An NBN Co spokesman told iTnews the company "only requires the transfer of ownership of pit and pipe for new developments (approved after 1 January) where NBN Co has entered an agreement with the developer to install fibre."
Developers that had engaged Telstra this year to deploy conduits risk being caught out by this ownership clause.
NBN Co's spokesman said that estates with pre-2011 Telstra conduits were ineligible to apply for NBN greenfields fibre; however, they would be considered a 'brownfields' site if the estate was within the planned 93 percent of Australia to be serviced by NBN fibre.
"For pre-existing developments which have had pit and pipe installed by Telstra before 1 January 2011, Telstra is responsible for providing services in these estates," the NBN Co spokesman said.
It was unlikely that Telstra would give those estates fibre. The telco generally serviced estates with fixed wireless and, in rare cases, with copper.
Telstra's spokesman said the telco was open to varying ownership clauses in construction agreements.
"We will consider alternative commercial constructs as a result of customer feedback and market competition," he said.

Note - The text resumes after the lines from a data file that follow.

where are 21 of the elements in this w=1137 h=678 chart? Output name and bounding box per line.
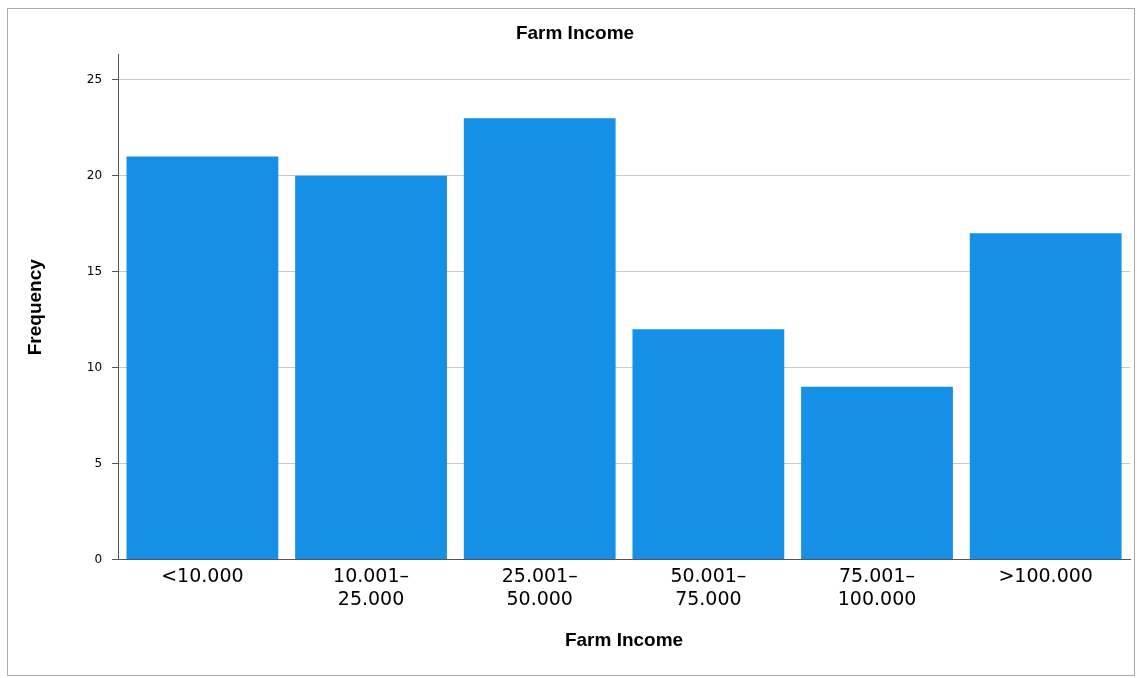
y-axis-title: Frequency (23, 258, 45, 356)
x-tick-label: 50.001–75.000 (670, 563, 747, 609)
x-tick-label: 75.001–100.000 (837, 563, 917, 609)
bar (463, 118, 616, 560)
x-tick-label: >100.000 (998, 563, 1093, 586)
y-tick-label: 5 (94, 455, 103, 470)
bar (295, 175, 447, 560)
chart-title: Farm Income (515, 21, 635, 43)
y-tick-label: 15 (86, 263, 103, 278)
x-tick-label: <10.000 (161, 563, 244, 586)
bar (969, 233, 1122, 560)
bar (632, 329, 785, 560)
x-tick-label: 10.001–25.000 (333, 563, 410, 609)
bar (801, 386, 953, 560)
y-tick-label: 25 (86, 71, 103, 86)
y-tick-label: 10 (86, 359, 103, 374)
y-tick-label: 0 (94, 551, 103, 566)
x-tick-label: 25.001–50.000 (501, 563, 578, 609)
x-axis-title: Farm Income (564, 628, 684, 650)
bar (126, 156, 279, 560)
y-tick-label: 20 (86, 167, 103, 182)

Developers were choosing Telstra to design and construct the NBN-ready conduits – even after it imposed fees for construction - because the incumbent was seen as best placed to interpret NBN Co's "incomplete" specifications, which last underwent revisions in the past fortnight, according to Russell.
He said housing developers were "too scared" to design and install pits and pipes themselves or to outsource the job to someone other than Telstra because they were in no better position than Telstra to make sense of NBN Co's requirements.
Developers were also attracted to Telstra as a passive infrastructure supplier because it meant they were not responsible for repairing pit covers and other infrastructure damaged during housing construction works.
Russell said that Telstra "usually" paid to repair any damage caused by heavy machinery such as concrete trucks.
"Usually it is not possible to identify the culprit, so in the past, Telstra would simply repair the damage at Telstra's expense," he said in another advisory note.
"But that will not be the case under NBN's agreement. That agreement will hold the developer responsible for third party damage. Such damage will not be the responsibility of the contractor who installed the conduits and pits, because it does not fall into the category of defective workmanship. The cost of repairs will rest solely with the developer."
However, future reliance on Telstra as a supplier of pit-and-pipe infrastructure remained under a cloud as the ownership spat went unresolved.
"Why Telstra is digging their heels in, I don't know," Russell said. "It's like an arm wrestle over ownership of conduits."
The timing of this latest friction could not be worse for NBN Co as it battles allegations from all sides over the handling of requests for proposals (RFPs) for network construction work.
A number of bidders confirmed to iTnews privately that they had been excluded from the process over the past fortnight.
Although there had been anger at the exclusions and talk of legal threats, none had materialised over the past fortnight – and allegations that NBN Co had "duped" tenderers into handing over swathes of commercial information could not be independently verified.
At least one of the companies excluded from the process – other than OPENetworks – indicated they had been "a little bit careful about how much information [they] gave away."
While some sources told iTnews a decision on the interim greenfields panel make-up could occur this week, a more likely timeframe was by the end of the month.
The housing industry lobby, meanwhile, has continued to raise fears of fibre rollout delays caused by continued uncertainty in greenfields.
The latest round of concerns reportedly prompted NBN Co's greenfields director Archie Wilson to blame some housing developers for the delays they faced.
In a report by the Sydney Morning Herald, Wilson was quoted as saying that some developers had not followed proper process.
Outside of greenfields, NBN Co also faced allegations from the construction industry that capital works costs on the project could blow out.